A skyway on the Minneapolis Community and Technical College campus. Photo by Sarah McKenzie

A skyway on the Minneapolis Community and Technical College campus. Photo by Sarah McKenzie

Council to consider bird-safe skyway ordinance

Updated: August 11, 2016 - 10:09 am

The Minneapolis Planning Commission will hold a public hearing Aug. 15 on a proposed ordinance that would require bird-safety measures for future skyways built in the city.

The ordinance would require new skyway owners to use a bird-safe glazing or a combination of physical structures and glass patterns that are visible on the outside. It would not require current skyway owners to retrofit their structures, however.

Council Members Cam Gordon (Ward 2) and Linea Palmisano (Ward 13) introduced the ordinance last year as part of an effort to reduce the crashes with buildings that kill hundreds of millions of birds each year in the U.S.

“It struck us as a reasonable place to start the conversation about bird-safe glass,” said Robin Garwood, Gordon’s policy aide.

The Council members developed the ordinance after efforts by bird groups to get the Minnesota Sports Facilities Authority to use bird-safe fritted glass on the new Minnesota Vikings stadium. The authority ultimately decided against using the special glass, but Palmisano said she received a lot of positive feedback from constituents who supported the effort.

“Skyways seemed like a logical place to start,” she said of the subsequent ordinance.

Minneapolis has about 130 skyways, including about 100 downtown, Palmisano said. She said the city anticipates 10-15 new skyways in downtown over the next few years.
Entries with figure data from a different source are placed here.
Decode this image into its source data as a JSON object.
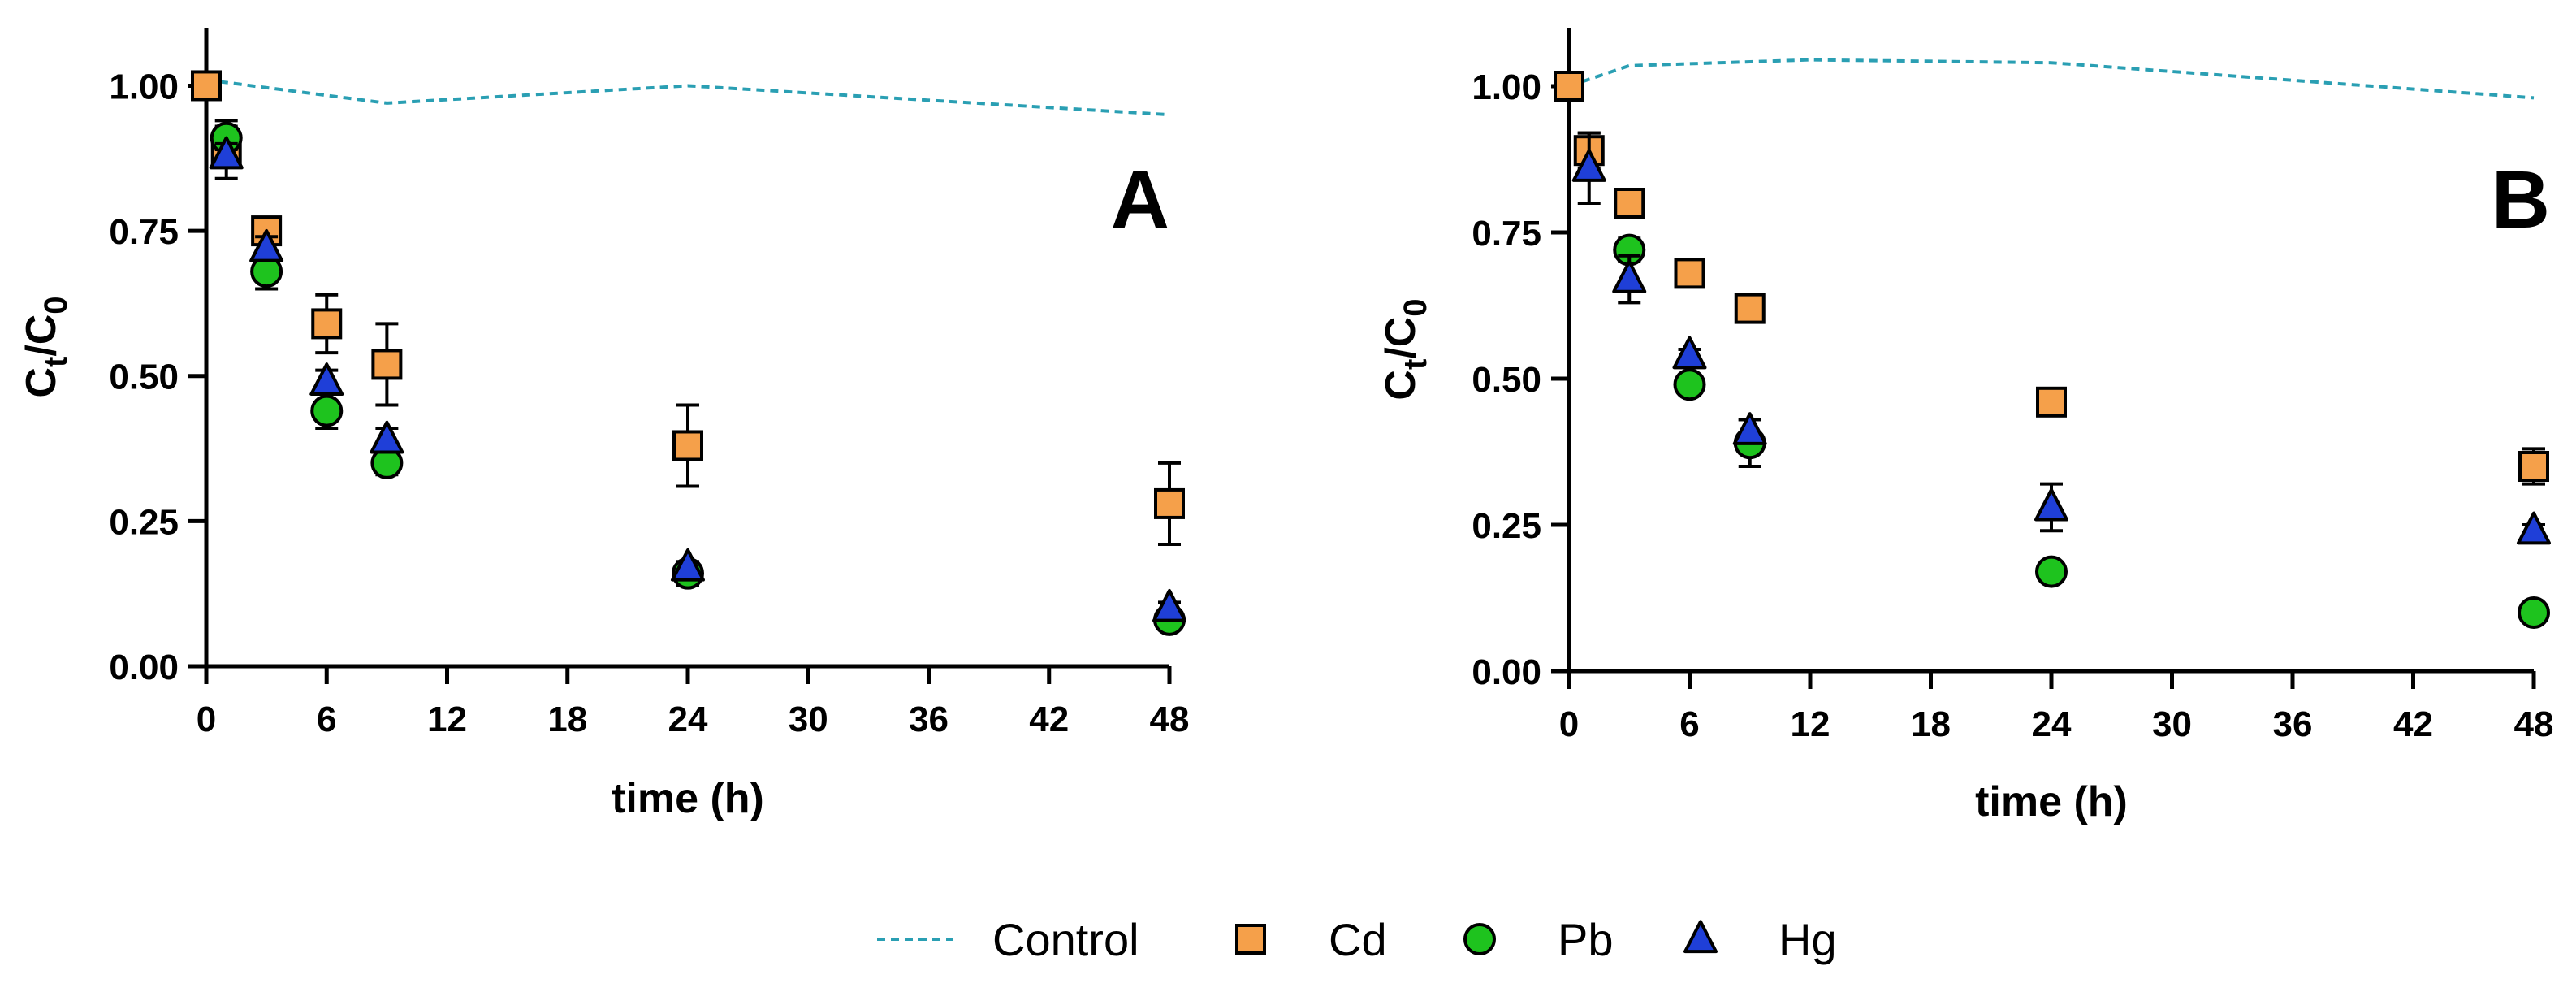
{
  "colors": {
    "control": "#2a9fb3",
    "cd": "#f5a04a",
    "pb": "#1ec31e",
    "hg": "#1f3fd8",
    "axis": "#000000"
  },
  "legend": {
    "items": [
      {
        "key": "control",
        "label": "Control",
        "marker": "dashed-line"
      },
      {
        "key": "cd",
        "label": "Cd",
        "marker": "square"
      },
      {
        "key": "pb",
        "label": "Pb",
        "marker": "circle"
      },
      {
        "key": "hg",
        "label": "Hg",
        "marker": "triangle"
      }
    ]
  },
  "chart_data": [
    {
      "type": "scatter",
      "panel_label": "A",
      "xlabel": "time (h)",
      "ylabel_main": "C",
      "ylabel_sub_t": "t",
      "ylabel_slash": "/C",
      "ylabel_sub_0": "0",
      "xlim": [
        0,
        48
      ],
      "ylim": [
        0,
        1.1
      ],
      "xticks": [
        0,
        6,
        12,
        18,
        24,
        30,
        36,
        42,
        48
      ],
      "yticks": [
        0.0,
        0.25,
        0.5,
        0.75,
        1.0
      ],
      "ytick_labels": [
        "0.00",
        "0.25",
        "0.50",
        "0.75",
        "1.00"
      ],
      "series": [
        {
          "name": "Control",
          "key": "control",
          "style": "dashed-line",
          "x": [
            0,
            9,
            24,
            48
          ],
          "y": [
            1.01,
            0.97,
            1.0,
            0.95
          ],
          "err": []
        },
        {
          "name": "Cd",
          "key": "cd",
          "style": "square",
          "x": [
            0,
            1,
            3,
            6,
            9,
            24,
            48
          ],
          "y": [
            1.0,
            0.89,
            0.75,
            0.59,
            0.52,
            0.38,
            0.28
          ],
          "err": [
            0,
            0.05,
            0.02,
            0.05,
            0.07,
            0.07,
            0.07
          ]
        },
        {
          "name": "Pb",
          "key": "pb",
          "style": "circle",
          "x": [
            1,
            3,
            6,
            9,
            24,
            48
          ],
          "y": [
            0.91,
            0.68,
            0.44,
            0.35,
            0.16,
            0.08
          ],
          "err": [
            0.02,
            0.03,
            0.03,
            0.02,
            0.02,
            0.01
          ]
        },
        {
          "name": "Hg",
          "key": "hg",
          "style": "triangle",
          "x": [
            1,
            3,
            6,
            9,
            24,
            48
          ],
          "y": [
            0.88,
            0.72,
            0.49,
            0.39,
            0.17,
            0.1
          ],
          "err": [
            0.02,
            0.02,
            0.02,
            0.02,
            0.01,
            0.01
          ]
        }
      ]
    },
    {
      "type": "scatter",
      "panel_label": "B",
      "xlabel": "time (h)",
      "ylabel_main": "C",
      "ylabel_sub_t": "t",
      "ylabel_slash": "/C",
      "ylabel_sub_0": "0",
      "xlim": [
        0,
        48
      ],
      "ylim": [
        0,
        1.1
      ],
      "xticks": [
        0,
        6,
        12,
        18,
        24,
        30,
        36,
        42,
        48
      ],
      "yticks": [
        0.0,
        0.25,
        0.5,
        0.75,
        1.0
      ],
      "ytick_labels": [
        "0.00",
        "0.25",
        "0.50",
        "0.75",
        "1.00"
      ],
      "series": [
        {
          "name": "Control",
          "key": "control",
          "style": "dashed-line",
          "x": [
            0,
            3,
            12,
            24,
            48
          ],
          "y": [
            1.0,
            1.035,
            1.045,
            1.04,
            0.98
          ],
          "err": []
        },
        {
          "name": "Cd",
          "key": "cd",
          "style": "square",
          "x": [
            0,
            1,
            3,
            6,
            9,
            24,
            48
          ],
          "y": [
            1.0,
            0.89,
            0.8,
            0.68,
            0.62,
            0.46,
            0.35
          ],
          "err": [
            0,
            0.03,
            0.02,
            0.01,
            0.01,
            0.01,
            0.03
          ]
        },
        {
          "name": "Pb",
          "key": "pb",
          "style": "circle",
          "x": [
            3,
            6,
            9,
            24,
            48
          ],
          "y": [
            0.72,
            0.49,
            0.39,
            0.17,
            0.1
          ],
          "err": [
            0.02,
            0.01,
            0.04,
            0.01,
            0.01
          ]
        },
        {
          "name": "Hg",
          "key": "hg",
          "style": "triangle",
          "x": [
            1,
            3,
            6,
            9,
            24,
            48
          ],
          "y": [
            0.86,
            0.67,
            0.54,
            0.41,
            0.28,
            0.24
          ],
          "err": [
            0.06,
            0.04,
            0.01,
            0.02,
            0.04,
            0.01
          ]
        }
      ]
    }
  ]
}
Birds are unable to distinguish glass from the natural sky, according to the National Audubon Society, so they are susceptible to crash into reflective surfaces. Collisions with windows are the largest manmade threat to birds after habitat loss, according to the society.

Minneapolis sits on the Mississippi Flyway, a key migration and stopover area for birds, according to Audubon Minnesota. About one-third of all North American bird species use the flyway on their spring and fall migrations.

Garwood said the bird-safe glazing makes glass look more opaque, limiting collisions. He said adding texture to a building’s exterior also helps limit collisions.

Jerry Bahls, president of the Audubon Chapter of Minneapolis said the ordinance could set the tone for new construction in the city. He said he hasn’t heard of any real pushback on the ordinance.

The ordinance would also create new city and zoning code requirements for the design of new skyways. It would limit skyways to the second floors of buildings, regulate their placement on streets, temperatures and public hours.

The Zoning and Planning Committee will review and make a recommendation on the ordinance on Sept. 15. It will come before the full City Council for final approval on Sept. 23.